DOLLAR FINANCIAL GROUP, INC. v. BRITTEX FINANCIAL, INC. [OPINION]
Before Prost, Taranto, and Hughes. Appeal from the United States Patent and Trademark Office, Trademark Trial and Appeal Board.
Summary: The zone of natural expansion doctrine cannot not be used to establish priority over a third party’s common-law trademark rights.
In 2014, Dollar Financial Group (DFG) registered two trademarks for MONEY MART covering pawn services, claiming use since 2012. Brittex Financial, which had been operating pawn shops under the names “MONEY MART PAWN” and “MONEY MART PAWN & JEWELRY” since 1993, petitioned to cancel DFG’s trademark registrations, arguing that DFG’s use of MONEY MART for pawn services would create consumer confusion. At the TTAB, DFG argued that the zone of natural expansion doctrine allowed it to claim priority over Brittex based on its use of MONEY MART for loan financing since the 1980s. The TTAB held that the zone of natural expansion is a purely defensive doctrine, and that DFG could not rely on the doctrine to claim priority over Brittex’s common law rights. The TTAB therefore granted the petition to cancel. DFG appealed to the Federal Circuit.
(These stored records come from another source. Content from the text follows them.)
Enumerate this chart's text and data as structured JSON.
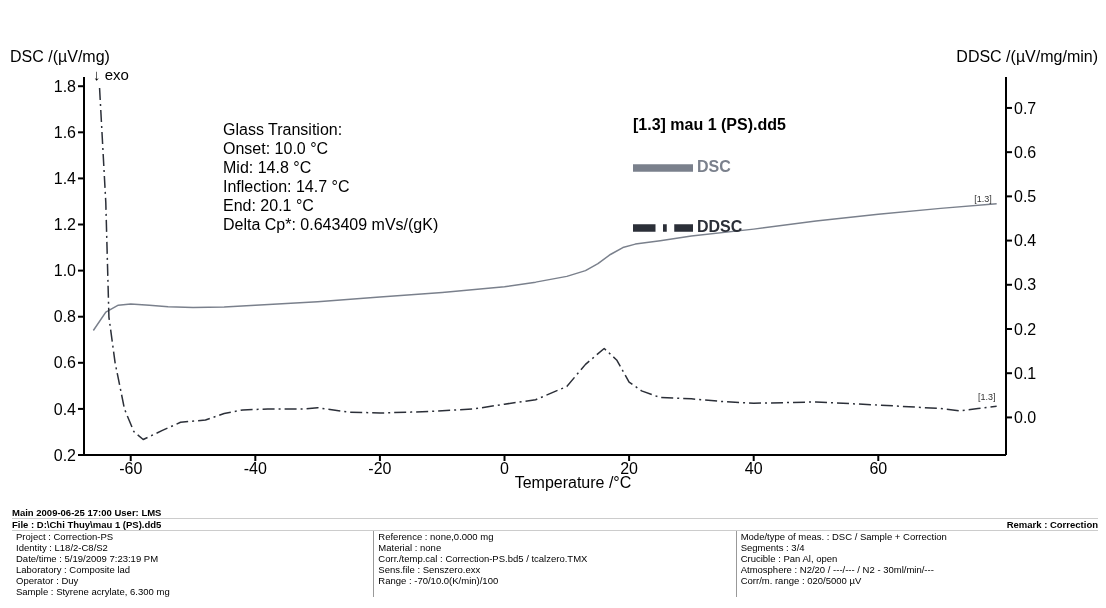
{
  "chart_data": {
    "type": "line",
    "xlabel": "Temperature /°C",
    "ylabel": "DSC /(µV/mg)",
    "y2label": "DDSC /(µV/mg/min)",
    "legend_title": "[1.3] mau 1 (PS).dd5",
    "legend": "top right",
    "marker": "none",
    "xlim": [
      -67.5,
      80.5
    ],
    "xticks": [
      -60,
      -40,
      -20,
      0,
      20,
      40,
      60
    ],
    "ylim": [
      0.2,
      1.84
    ],
    "yticks": [
      0.2,
      0.4,
      0.6,
      0.8,
      {
        "value": 1,
        "label": "1.0"
      },
      1.2,
      1.4,
      1.6,
      1.8
    ],
    "y2lim": [
      -0.085,
      0.77
    ],
    "y2ticks": [
      {
        "value": 0,
        "label": "0.0"
      },
      0.1,
      0.2,
      0.3,
      0.4,
      0.5,
      0.6,
      0.7
    ],
    "series": [
      {
        "name": "DSC",
        "color": "#7a808c",
        "line_style": "solid",
        "x": [
          -66,
          -64,
          -62,
          -60,
          -57,
          -54,
          -50,
          -45,
          -40,
          -30,
          -20,
          -10,
          0,
          5,
          10,
          13,
          15,
          17,
          19,
          21,
          25,
          30,
          40,
          50,
          60,
          70,
          79
        ],
        "values": [
          0.74,
          0.82,
          0.85,
          0.855,
          0.85,
          0.843,
          0.84,
          0.842,
          0.85,
          0.865,
          0.885,
          0.905,
          0.93,
          0.95,
          0.975,
          1.0,
          1.03,
          1.07,
          1.1,
          1.115,
          1.13,
          1.15,
          1.18,
          1.215,
          1.245,
          1.27,
          1.29
        ]
      },
      {
        "name": "DDSC",
        "color": "#2b2f38",
        "line_style": "dashed",
        "axis": "y2",
        "x": [
          -65,
          -64,
          -63.5,
          -62.5,
          -61,
          -59.5,
          -58,
          -55,
          -52,
          -48,
          -45,
          -42,
          -38,
          -32,
          -30,
          -25,
          -20,
          -15,
          -10,
          -5,
          0,
          5,
          10,
          13,
          16,
          18,
          20,
          22,
          25,
          30,
          35,
          40,
          50,
          60,
          70,
          73,
          76,
          79
        ],
        "values": [
          0.745,
          0.486,
          0.227,
          0.123,
          0.019,
          -0.032,
          -0.05,
          -0.03,
          -0.011,
          -0.006,
          0.009,
          0.017,
          0.019,
          0.019,
          0.022,
          0.012,
          0.01,
          0.012,
          0.015,
          0.019,
          0.03,
          0.04,
          0.07,
          0.12,
          0.156,
          0.13,
          0.08,
          0.06,
          0.045,
          0.042,
          0.036,
          0.032,
          0.035,
          0.028,
          0.02,
          0.015,
          0.02,
          0.025
        ]
      }
    ],
    "annotations": [
      "Glass Transition:",
      "Onset: 10.0 °C",
      "Mid: 14.8 °C",
      "Inflection: 14.7 °C",
      "End: 20.1 °C",
      "Delta Cp*: 0.643409 mVs/(gK)",
      "↓ exo",
      "[1.3]",
      {
        "text": "[1.3]",
        "x": 79,
        "y": 1.31
      },
      "Main 2009-06-25 17:00 User: LMS",
      "File : D:\\Chi Thuy\\mau 1 (PS).dd5",
      "Remark : Correction",
      "Project : Correction-PS",
      "Identity : L18/2-C8/S2",
      "Date/time : 5/19/2009 7:23:19 PM",
      "Laboratory : Composite lad",
      "Operator : Duy",
      "Sample : Styrene acrylate, 6.300 mg",
      "Reference : none,0.000 mg",
      "Material : none",
      "Corr./temp.cal : Correction-PS.bd5 / tcalzero.TMX",
      "Sens.file : Senszero.exx",
      "Range : -70/10.0(K/min)/100",
      "Mode/type of meas. : DSC / Sample + Correction",
      "Segments : 3/4",
      "Crucible : Pan Al, open",
      "Atmosphere : N2/20 / ---/--- / N2 - 30ml/min/---",
      "Corr/m. range : 020/5000 µV"
    ]
  }
}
The Federal Circuit affirmed. Under the zone of natural expansion doctrine, a senior user of a mark in connection with particular goods or services can claim superior rights in the mark for other goods or services which purchasers might reasonably expect to come from the same source in the normal expansion of the senior user’s business. But the doctrine cannot be used offensively to enable the senior user to register a mark on an expanded line of goods where the use of the mark would lead to a likelihood of confusion, mistake or deception. The court therefore ruled that DFG could not rely on the doctrine to claim priority over Brittex and affirmed the TTAB’s cancellation of DFG’s registration.